As part of Walgreen’s ongoing efforts to increase access to COVID-19 testing in communities across the U.S., the company announced today it has entered into an agreement with Abbott to sell the BinaxNOW™ Rapid Antigen Self Test over-the-counter in Walgreens stores nationwide. Beginning this week, this test will be available for purchase on Walgreens.com, and later this week, it will be available for purchase in-store, for curbside pick-up, and same-day delivery. This test will be available nationwide for $23.99(MSRP).
“Even as vaccines become more widely available, COVID-19 testing remains a critical tool to keep our communities safe. The addition of this over-the-counter test in-store will help ensure our customers have access to testing solutions when and how they need it – at home or at one of our conveniently located testing sites,” said John Standley, president, Walgreens. “Working with Abbott and other partners, Walgreens now offers the most comprehensive suite of COVID-19 diagnostic testing options in America, helping encourage consistent, widespread testing.”
Walgreens has made significant strides to increase on-site COVID-19 testing capacity at more than 5,500 Walgreens pharmacies, with more than half of these locations located in socially vulnerable areas. By May, Walgreens will expand testing to 6,000 drive-thru testing sites with half of these sites offering the no-cost, rapid Abbott ID NOW COVID-19 test. This announcement builds upon Walgreens commitment to provide greater access to testing, helping reduce the spread of COVID-19 and improve the health of communities.

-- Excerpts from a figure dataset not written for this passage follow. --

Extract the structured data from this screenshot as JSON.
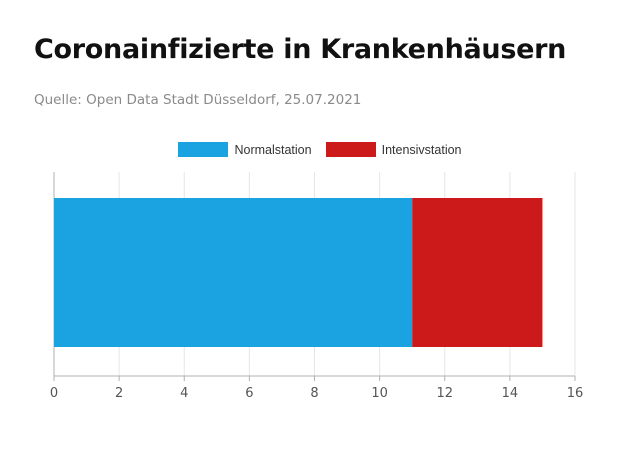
{
  "header": {
    "title": "Coronainfizierte in Krankenhäusern",
    "source": "Quelle: Open Data Stadt Düsseldorf, 25.07.2021"
  },
  "colors": {
    "normalstation": "#1aa3e0",
    "intensivstation": "#cc1a1a",
    "grid": "#e6e6e6",
    "axis": "#b0b0b0",
    "tick_text": "#555555"
  },
  "chart_data": {
    "type": "bar",
    "orientation": "horizontal",
    "stacked": true,
    "title": "Coronainfizierte in Krankenhäusern",
    "categories": [
      ""
    ],
    "series": [
      {
        "name": "Normalstation",
        "values": [
          11
        ]
      },
      {
        "name": "Intensivstation",
        "values": [
          4
        ]
      }
    ],
    "xlim": [
      0,
      16
    ],
    "xticks": [
      "0",
      "2",
      "4",
      "6",
      "8",
      "10",
      "12",
      "14",
      "16"
    ],
    "grid": true,
    "legend": "top-center"
  }
}
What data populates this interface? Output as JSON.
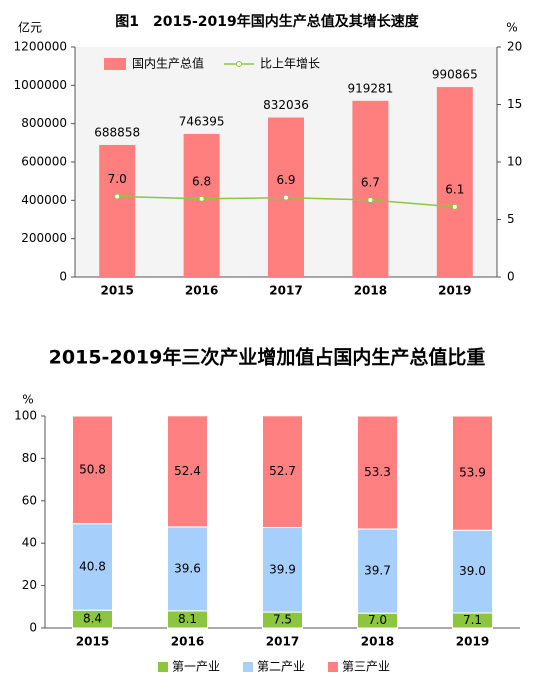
{
  "chart_data": [
    {
      "type": "bar",
      "title": "图1　2015-2019年国内生产总值及其增长速度",
      "y_label": "亿元",
      "y2_label": "%",
      "categories": [
        "2015",
        "2016",
        "2017",
        "2018",
        "2019"
      ],
      "series": [
        {
          "name": "国内生产总值",
          "color": "#ff7f7f",
          "values": [
            688858,
            746395,
            832036,
            919281,
            990865
          ]
        },
        {
          "name": "比上年增长",
          "type": "line",
          "axis": "y2",
          "color": "#8dc63f",
          "values": [
            7.0,
            6.8,
            6.9,
            6.7,
            6.1
          ],
          "value_labels": [
            "7.0",
            "6.8",
            "6.9",
            "6.7",
            "6.1"
          ]
        }
      ],
      "ylim": [
        0,
        1200000
      ],
      "yticks": [
        0,
        200000,
        400000,
        600000,
        800000,
        1000000,
        1200000
      ],
      "y2lim": [
        0,
        20
      ],
      "y2ticks": [
        0,
        5,
        10,
        15,
        20
      ],
      "legend": "top"
    },
    {
      "type": "bar",
      "stacked": true,
      "title": "2015-2019年三次产业增加值占国内生产总值比重",
      "y_label": "%",
      "categories": [
        "2015",
        "2016",
        "2017",
        "2018",
        "2019"
      ],
      "series": [
        {
          "name": "第一产业",
          "color": "#8cc63f",
          "values": [
            8.4,
            8.1,
            7.5,
            7.0,
            7.1
          ],
          "value_labels": [
            "8.4",
            "8.1",
            "7.5",
            "7.0",
            "7.1"
          ]
        },
        {
          "name": "第二产业",
          "color": "#a6cffc",
          "values": [
            40.8,
            39.6,
            39.9,
            39.7,
            39.0
          ],
          "value_labels": [
            "40.8",
            "39.6",
            "39.9",
            "39.7",
            "39.0"
          ]
        },
        {
          "name": "第三产业",
          "color": "#ff8080",
          "values": [
            50.8,
            52.4,
            52.7,
            53.3,
            53.9
          ],
          "value_labels": [
            "50.8",
            "52.4",
            "52.7",
            "53.3",
            "53.9"
          ]
        }
      ],
      "ylim": [
        0,
        100
      ],
      "yticks": [
        0,
        20,
        40,
        60,
        80,
        100
      ],
      "legend": "bottom"
    }
  ]
}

“The BinaxNOW Self Test opens the door for Americans to buy an accurate and affordable test on their own terms, when and where they need it,” said Andrea F. Wainer, executive vice president of Abbott’s rapid and molecular diagnostics business. “Together with vaccines and like-minded partners such as Walgreens, we can help people get back to doing what they love – like spending time with friends and family.”
Customers can self-administer the test collection using a short nasal swab (not the deep and invasive nasopharyngeal swab) and check test results in 15 minutes. The BinaxNOW COVID-19 Self Test is the most studied rapid antigen in the U.S., having first been approved in the U.S. for professional use in August 2020. The Self Test is the identical format and technology as the professional test and will come in a two-count box to meet the U.S. Food and Drug Administration’s (FDA) serial (frequent) testing requirements for non-prescription, over-the-counter purchase.
According to the manufacturer’s instructions for use, people using the test should test themselves twice with at least 36 hours between tests. The test can be used on children as young as two years old when samples are collected by an adult and for all people aged 15 years or older. Individuals who test negative should continue to stay cautious, including following social distancing, hand washing and wearing a mask. Individuals who test positive are encouraged to follow the latest U.S. Centers for Disease Control and Prevention (CDC) guidelines, which is to communicate your results to your healthcare provider, who is responsible for reporting your test results to the state health department.
On March 31, 2021, Abbott received U.S. Food and Drug Administration (FDA) Emergency Use Authorization (EUA) for over-the-counter, non-prescription, asymptomatic use of its BinaxNOW COVID-19 Self Test for detection of COVID-19 infection. This new indication allows individuals with or without symptoms to have access to this test without a prescription. Walgreens is one of the first mass retailers to make Abbott’s test widely available for purchase.
The BinaxNOW™ COVID-19 Antigen Self Test is a lateral flow immunoassay intended for the qualitative detection of nucleocapsid protein antigen from SARS-CoV-2 from individuals with or without symptoms or other epidemiological reasons to suspect COVID-19 infection when tested twice over three days with at least 36 hours between tests. This test is authorized for non-prescription home use with self-collected direct anterior nasal (nares) swab samples from individuals aged 15 years or older or adult collected anterior nasal swab samples from individuals aged two years or older.
The BinaxNOW COVID-19 Ag tests have not been FDA cleared or approved. They have been authorized by the FDA under an emergency use authorization. The tests have been authorized only for the detection of proteins from SARS-CoV-2, not for any other viruses or pathogens, and are only authorized for the duration of the declaration that circumstances exist justifying the authorization of emergency use of in vitro diagnostics for detection and/or diagnosis of COVID-19 under Section 564(b)(1) of the Federal Food, Drug and Cosmetic Act, 21 U.S.C. § 360bbb-3(b)(1), unless the declaration is terminated or authorization is revoked sooner.